By analyzing existing cross correlation between Internet Computer and STOX, you can compare the effects of market volatilities on Internet Computer and STOX and check how they will diversify away market risk if combined in the same portfolio for a given time horizon. You can also utilize pair trading strategies of matching a long position in Internet Computer with a short position of STOX. Check out your portfolio center. Please also check ongoing floating volatility patterns of Internet Computer and STOX.
Diversification Opportunities for Internet Computer and STOX
0.73 | Correlation Coefficient |
Poor diversification
The 3 months correlation between Internet and STOX is 0.73. Overlapping area represents the amount of risk that can be diversified away by holding Internet Computer and STOX in the same portfolio, assuming nothing else is changed. The correlation between historical prices or returns on STOX and Internet Computer is a relative statistical measure of the degree to which these equity instruments tend to move together. The correlation coefficient measures the extent to which returns on Internet Computer are associated (or correlated) with STOX. Values of the correlation coefficient range from -1 to +1, where. The correlation of zero (0) is possible when the price movement of STOX has no effect on the direction of Internet Computer i.e., Internet Computer and STOX go up and down completely randomly.
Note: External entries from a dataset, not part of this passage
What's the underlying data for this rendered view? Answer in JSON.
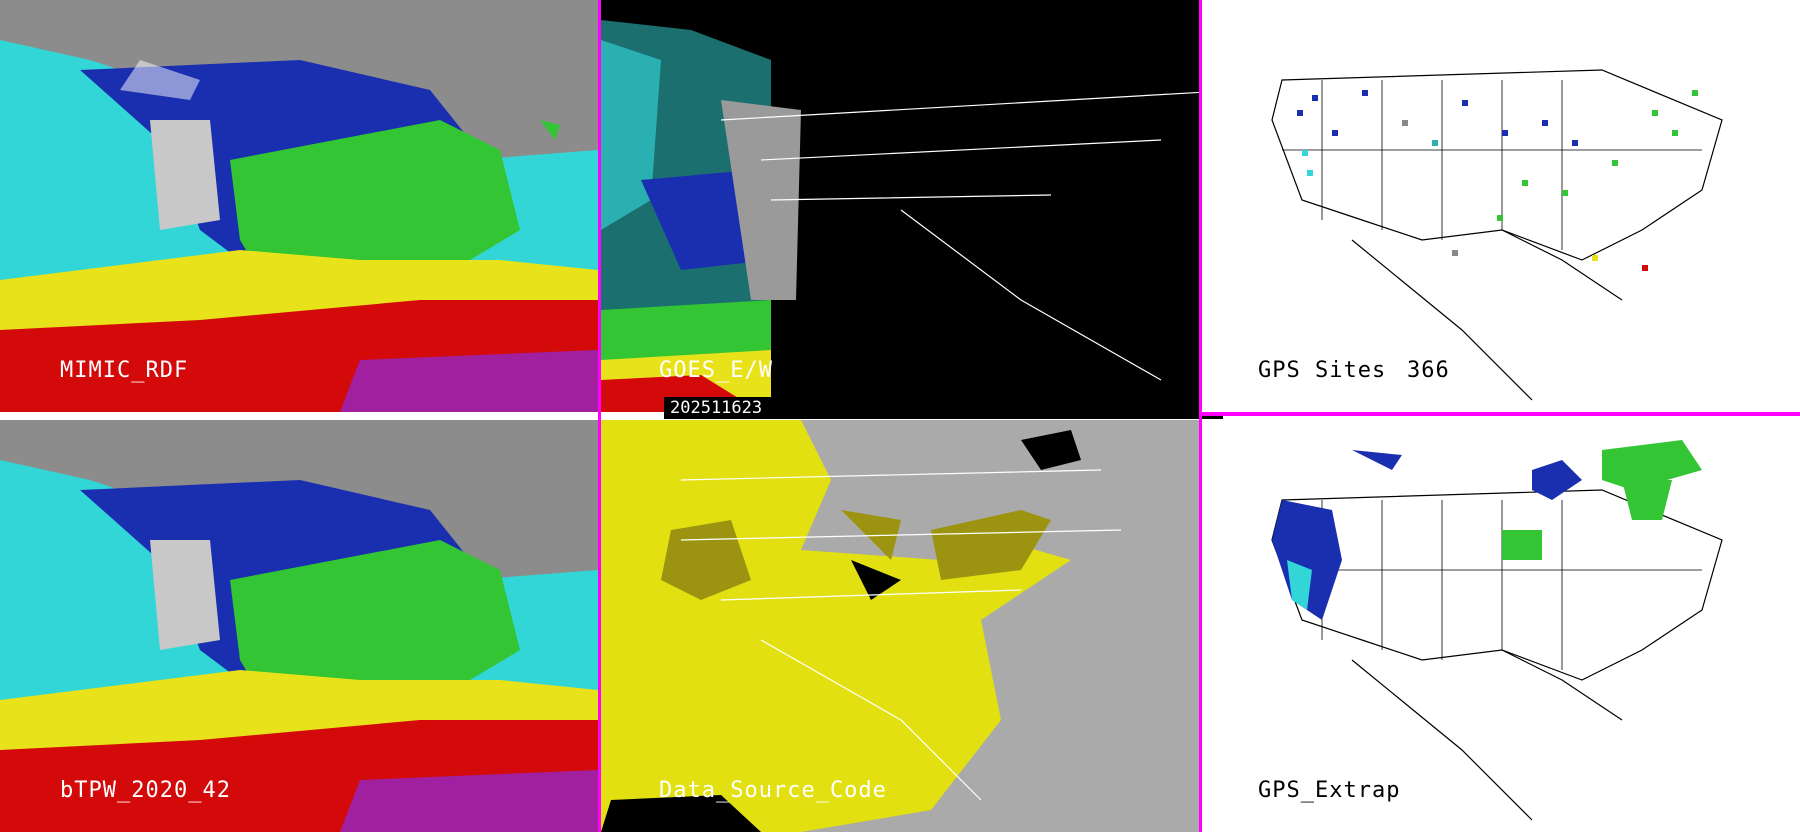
{
  "panels": {
    "mimic": {
      "label": "MIMIC_RDF"
    },
    "goes": {
      "label": "GOES_E/W",
      "timestamp": "202511623"
    },
    "gps_sites": {
      "label": "GPS Sites",
      "count": "366"
    },
    "btpw": {
      "label": "bTPW_2020_42"
    },
    "data_source": {
      "label": "Data_Source_Code"
    },
    "gps_extrap": {
      "label": "GPS_Extrap"
    }
  },
  "colors": {
    "divider": "#ff00ff",
    "ocean_cyan": "#33d6d6",
    "moisture_blue": "#1a2fb0",
    "moisture_green": "#33c533",
    "moisture_yellow": "#e8e21a",
    "moisture_red": "#d40a0a",
    "moisture_magenta": "#a020a0",
    "dry_gray": "#9a9a9a",
    "ds_gray": "#aaaaaa",
    "ds_yellow": "#e2e010",
    "ds_olive": "#9c9410"
  }
}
Pair Corralation between Internet Computer and STOX
Assuming the 90 days trading horizon Internet Computer is expected to under-perform the STOX. But the crypto coin apears to be less risky and, when comparing its historical volatility, Internet Computer is 1.54 times less risky than STOX. The crypto coin trades about -0.14 of its potential returns per unit of risk. The STOX is currently generating about -0.07 of returns per unit of risk over similar time horizon. If you would invest 0.35 in STOX on December 30, 2024 and sell it today you would lose (0.16) from holding STOX or give up 45.26% of portfolio value over 90 days.
Time Period | 3 Months [change] |
Direction | Moves Together |
Strength | Significant |
Accuracy | 100.0% |
Values | Daily Returns |
Internet Computer vs. STOX
Performance |
Timeline |
Internet Computer |
STOX |
Internet Computer and STOX Volatility Contrast
Predicted Return Density |
Returns |
Pair Trading with Internet Computer and STOX
The main advantage of trading using opposite Internet Computer and STOX positions is that it hedges away some unsystematic risk. Because of two separate transactions, even if Internet Computer position performs unexpectedly, STOX can make up some of the losses. Pair trading also minimizes risk from directional movements in the market. For example, if an entire industry or sector drops because of unexpected headlines, the short position in STOX will offset losses from the drop in STOX's long position.Internet Computer vs. Staked Ether | Internet Computer vs. Phala Network | Internet Computer vs. EigenLayer | Internet Computer vs. EOSDAC |
Check out your portfolio center.Note that this page's information should be used as a complementary analysis to find the right mix of equity instruments to add to your existing portfolios or create a brand new portfolio. You can also try the Correlation Analysis module to reduce portfolio risk simply by holding instruments which are not perfectly correlated.